Only 25% of Americans eat five or more servings of fruits and vegetables daily. Plants are the absolute foundation of a healthy diet, providing all sorts of nutrients and fibers that play a role in disease prevention. Eating more plants tends to displace higher-calorie foods, balancing your diet and controlling hunger.

Below are a few small and very simple changes to help you reach the goal of five fruits and veggies per day.

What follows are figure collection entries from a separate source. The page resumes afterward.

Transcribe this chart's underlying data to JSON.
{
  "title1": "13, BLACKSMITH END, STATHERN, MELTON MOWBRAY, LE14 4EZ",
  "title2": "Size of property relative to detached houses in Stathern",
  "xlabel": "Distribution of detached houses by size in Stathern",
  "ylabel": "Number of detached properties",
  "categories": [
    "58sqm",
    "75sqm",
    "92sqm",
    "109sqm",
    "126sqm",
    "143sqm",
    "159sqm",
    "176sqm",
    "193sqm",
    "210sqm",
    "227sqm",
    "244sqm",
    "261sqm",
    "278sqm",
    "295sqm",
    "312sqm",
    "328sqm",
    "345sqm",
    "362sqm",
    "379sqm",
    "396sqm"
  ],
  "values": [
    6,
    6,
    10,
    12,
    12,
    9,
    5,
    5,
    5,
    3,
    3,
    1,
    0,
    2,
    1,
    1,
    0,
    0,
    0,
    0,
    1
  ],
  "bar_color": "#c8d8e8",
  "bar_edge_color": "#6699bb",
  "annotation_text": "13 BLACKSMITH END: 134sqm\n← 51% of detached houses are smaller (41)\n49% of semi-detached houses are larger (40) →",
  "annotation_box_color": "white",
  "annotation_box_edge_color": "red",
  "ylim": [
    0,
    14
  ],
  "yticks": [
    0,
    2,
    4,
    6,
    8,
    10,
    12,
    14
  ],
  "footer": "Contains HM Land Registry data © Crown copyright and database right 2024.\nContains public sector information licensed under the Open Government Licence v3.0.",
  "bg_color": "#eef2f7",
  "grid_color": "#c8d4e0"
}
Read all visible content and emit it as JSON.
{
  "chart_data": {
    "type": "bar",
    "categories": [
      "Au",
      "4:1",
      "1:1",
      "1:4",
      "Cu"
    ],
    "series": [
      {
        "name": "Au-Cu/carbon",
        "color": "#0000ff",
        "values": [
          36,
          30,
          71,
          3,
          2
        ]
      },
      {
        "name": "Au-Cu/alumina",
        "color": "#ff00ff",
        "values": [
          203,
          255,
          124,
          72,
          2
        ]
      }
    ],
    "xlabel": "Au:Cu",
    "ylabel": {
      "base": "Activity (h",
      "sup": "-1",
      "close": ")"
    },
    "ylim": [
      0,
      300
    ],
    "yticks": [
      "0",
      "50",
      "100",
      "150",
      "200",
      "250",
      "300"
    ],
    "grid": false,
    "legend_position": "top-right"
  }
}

Track your fruits and veggies.
You are more likely to eat more fruits and vegetables if you write down how many servings you get. Join the yumPower Fruit and Veggie Challenge this month to get you started. Find details on healthy.stpaul.gov.

For Breakfast:
Make a smoothie. Combine some low fat milk or yogurt, 1/2 cup frozen berries and a banana for a super easy blended breakfast – and 2 entire fruit servings!

Add peppers, tomatoes, mushrooms or onions to your eggs for a delicious omelet.

For lunch or dinner:
Pump up your sandwich with flavorable choices like lettuce, tomatoes, cucumbers, bell peppers, and avocado slices.

Supersize a salad. One cup of leafy greens is a serving; every 1/2 cup of chopped fruits and vegetables is another serving. Add some broiled chicken or steak for a protein serving.

For snacks:
Dip portion sized raw vegetables in low-fat salad dressing, hummus, or peanut butter.
Swap out your afternoon soda for 1/2 cup of 100% juice to squeeze in an extra serving.
Freeze grapes and bananas. Dip half a banana in a small amount of antioxidant-rich dark chocolate.
Bake apples or pears and top with cinnamon and honey.
When eating ice cream or frozen yogurt, pile on 1/2 cup of fresh peaches, mangos or berries.